Sayın Ahmet Erdoğdu telefonla arayarak, Yeni Adana Gazetesinde yayınlanmak üzere Cumhuriyet’in 100. Yılı için Cumhuriyetin Deniz Kuvvetlerimize ve Denizciliğimize Katkıları” konulu bir yazı yazıp yazamayacağımı sordu. Severek kabul ettim. Çünkü Yeni Adana Gazetesi sıradan bir gazete değil. Fransız işgaline ve emperyalizme başkaldıran ve Milli Mücadelenin içinden gelen bir ruhu temsil ediyor. 

Cumhuriyetin ve onun kurucusu Gazi Mustafa Kemal Atatürk’ün Türk Deniz Kuvvetleri’ne ve Türk Denizciliğine katkısı çok büyüktü.

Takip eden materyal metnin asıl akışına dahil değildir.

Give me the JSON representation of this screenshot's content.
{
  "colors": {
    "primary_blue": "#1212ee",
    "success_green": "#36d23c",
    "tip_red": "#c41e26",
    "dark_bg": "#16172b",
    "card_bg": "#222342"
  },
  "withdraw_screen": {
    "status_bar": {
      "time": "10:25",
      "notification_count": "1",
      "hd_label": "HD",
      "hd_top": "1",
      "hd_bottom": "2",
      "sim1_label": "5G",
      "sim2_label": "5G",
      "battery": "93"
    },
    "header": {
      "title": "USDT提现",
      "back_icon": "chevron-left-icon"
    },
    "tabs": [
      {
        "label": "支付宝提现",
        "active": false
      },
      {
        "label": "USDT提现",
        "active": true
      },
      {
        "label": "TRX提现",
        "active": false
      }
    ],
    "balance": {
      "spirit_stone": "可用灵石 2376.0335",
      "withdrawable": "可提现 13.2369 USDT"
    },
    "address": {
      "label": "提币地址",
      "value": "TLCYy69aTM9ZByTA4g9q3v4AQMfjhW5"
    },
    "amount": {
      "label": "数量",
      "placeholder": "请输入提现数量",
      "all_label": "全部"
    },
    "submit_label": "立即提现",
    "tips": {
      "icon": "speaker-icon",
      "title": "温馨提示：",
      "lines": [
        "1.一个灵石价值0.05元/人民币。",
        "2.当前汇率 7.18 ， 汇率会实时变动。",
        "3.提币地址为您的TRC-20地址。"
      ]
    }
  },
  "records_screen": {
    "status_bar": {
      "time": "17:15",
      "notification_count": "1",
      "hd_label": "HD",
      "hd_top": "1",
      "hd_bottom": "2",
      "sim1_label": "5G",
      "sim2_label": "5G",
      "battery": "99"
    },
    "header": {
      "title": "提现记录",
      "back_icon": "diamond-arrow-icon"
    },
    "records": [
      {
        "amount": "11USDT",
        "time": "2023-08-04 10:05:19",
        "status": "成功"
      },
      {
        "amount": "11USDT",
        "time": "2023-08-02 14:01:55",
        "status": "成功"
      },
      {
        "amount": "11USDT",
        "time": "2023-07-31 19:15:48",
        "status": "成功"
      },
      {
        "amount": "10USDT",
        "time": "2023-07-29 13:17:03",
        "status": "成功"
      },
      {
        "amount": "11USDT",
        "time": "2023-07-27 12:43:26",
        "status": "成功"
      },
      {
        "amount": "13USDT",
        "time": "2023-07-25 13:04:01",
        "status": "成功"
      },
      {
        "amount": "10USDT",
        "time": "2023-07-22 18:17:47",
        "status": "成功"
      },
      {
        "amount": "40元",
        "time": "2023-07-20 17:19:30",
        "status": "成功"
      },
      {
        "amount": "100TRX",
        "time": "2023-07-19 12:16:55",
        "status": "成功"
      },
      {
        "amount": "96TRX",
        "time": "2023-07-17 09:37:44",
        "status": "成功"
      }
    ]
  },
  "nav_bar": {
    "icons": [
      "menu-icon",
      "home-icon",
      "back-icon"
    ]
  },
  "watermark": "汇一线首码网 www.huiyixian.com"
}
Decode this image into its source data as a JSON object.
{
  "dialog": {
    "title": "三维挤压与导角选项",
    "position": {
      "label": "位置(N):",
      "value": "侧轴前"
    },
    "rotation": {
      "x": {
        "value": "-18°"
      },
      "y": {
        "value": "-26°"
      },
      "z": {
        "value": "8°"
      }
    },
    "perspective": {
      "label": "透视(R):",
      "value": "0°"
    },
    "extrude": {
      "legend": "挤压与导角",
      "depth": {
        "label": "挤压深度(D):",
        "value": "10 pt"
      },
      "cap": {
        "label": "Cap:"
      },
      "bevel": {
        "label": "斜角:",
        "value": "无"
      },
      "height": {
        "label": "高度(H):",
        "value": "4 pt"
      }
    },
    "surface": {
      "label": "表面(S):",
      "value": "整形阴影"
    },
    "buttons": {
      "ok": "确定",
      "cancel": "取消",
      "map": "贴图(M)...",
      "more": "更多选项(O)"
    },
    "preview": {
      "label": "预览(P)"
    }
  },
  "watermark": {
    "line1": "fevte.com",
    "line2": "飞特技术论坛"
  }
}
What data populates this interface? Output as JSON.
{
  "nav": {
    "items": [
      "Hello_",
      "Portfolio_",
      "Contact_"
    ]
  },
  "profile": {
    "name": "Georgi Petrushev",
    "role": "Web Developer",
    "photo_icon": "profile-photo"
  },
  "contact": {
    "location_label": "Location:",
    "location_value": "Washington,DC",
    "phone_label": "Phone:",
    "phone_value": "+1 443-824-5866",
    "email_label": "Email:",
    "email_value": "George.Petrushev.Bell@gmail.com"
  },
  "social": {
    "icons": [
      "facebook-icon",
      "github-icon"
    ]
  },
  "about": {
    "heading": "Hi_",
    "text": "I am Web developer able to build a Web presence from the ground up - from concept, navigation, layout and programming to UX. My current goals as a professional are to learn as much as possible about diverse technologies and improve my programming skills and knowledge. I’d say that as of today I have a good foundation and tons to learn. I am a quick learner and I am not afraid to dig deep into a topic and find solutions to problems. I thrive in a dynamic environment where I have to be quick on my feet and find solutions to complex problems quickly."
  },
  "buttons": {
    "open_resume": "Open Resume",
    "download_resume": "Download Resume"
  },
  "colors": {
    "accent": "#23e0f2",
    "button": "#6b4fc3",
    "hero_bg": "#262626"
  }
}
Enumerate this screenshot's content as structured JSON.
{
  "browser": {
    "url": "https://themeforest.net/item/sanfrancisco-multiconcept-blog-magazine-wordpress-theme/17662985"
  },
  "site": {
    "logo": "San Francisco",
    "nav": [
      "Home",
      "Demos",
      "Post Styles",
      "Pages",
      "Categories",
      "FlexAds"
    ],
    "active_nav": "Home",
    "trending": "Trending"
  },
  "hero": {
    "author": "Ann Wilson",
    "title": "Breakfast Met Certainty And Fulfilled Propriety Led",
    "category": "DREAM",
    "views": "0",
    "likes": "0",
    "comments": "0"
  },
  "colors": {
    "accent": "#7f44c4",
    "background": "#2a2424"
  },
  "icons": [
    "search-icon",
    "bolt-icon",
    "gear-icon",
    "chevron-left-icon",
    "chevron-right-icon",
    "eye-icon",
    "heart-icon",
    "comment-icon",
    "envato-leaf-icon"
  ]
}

Hatta katkıdan da öteye her şeyi ile yok edilmiş Türk Donanması Atatürk ve Cumhuriyet ile deyim yerindeyse yeniden yaratıldı. 

Amcası Abdülaziz’in 1876’da tahttan indirilmesine ve şüpheli ölümüne, V. Murat’ın tahta geçtikten üç ay sonra ruhsal çöküntü geçirdiği iddiasıyla görevden alınmasına ve Çırağan Sarayı’na kapatılmasına tanıklık eden Osmanlı’nın 34. padişahı Abdülhamid; amcası tarafından büyük yatırım yapılan ve tonaj bakımından dünya ikincisi durumuna getirilen Osmanlı Donanmasını 1877-1878 Osmanlı-Rus savaşından sonra, Donanmanın ana üssü olan Haliç’e gönderdi ve yaklaşık 20 yıl buradan çıkmasına izin vermedi. Çünkü 33 yıllık iktidarı sırasında Kızıl Sultan olarak adlandırılmasına neden olan uygulamaları ile ün salan II. Abdülhamid vesveseliydi, ruhsal sağlık durumu iyi değildi, darbe ve ölüm korkusu içindeydi, amcasının başına gelenlerde denizcilerin vefalı davranmadığını ve onu korumadığını düşünüyordu ve Donanmaya karşı kindardı.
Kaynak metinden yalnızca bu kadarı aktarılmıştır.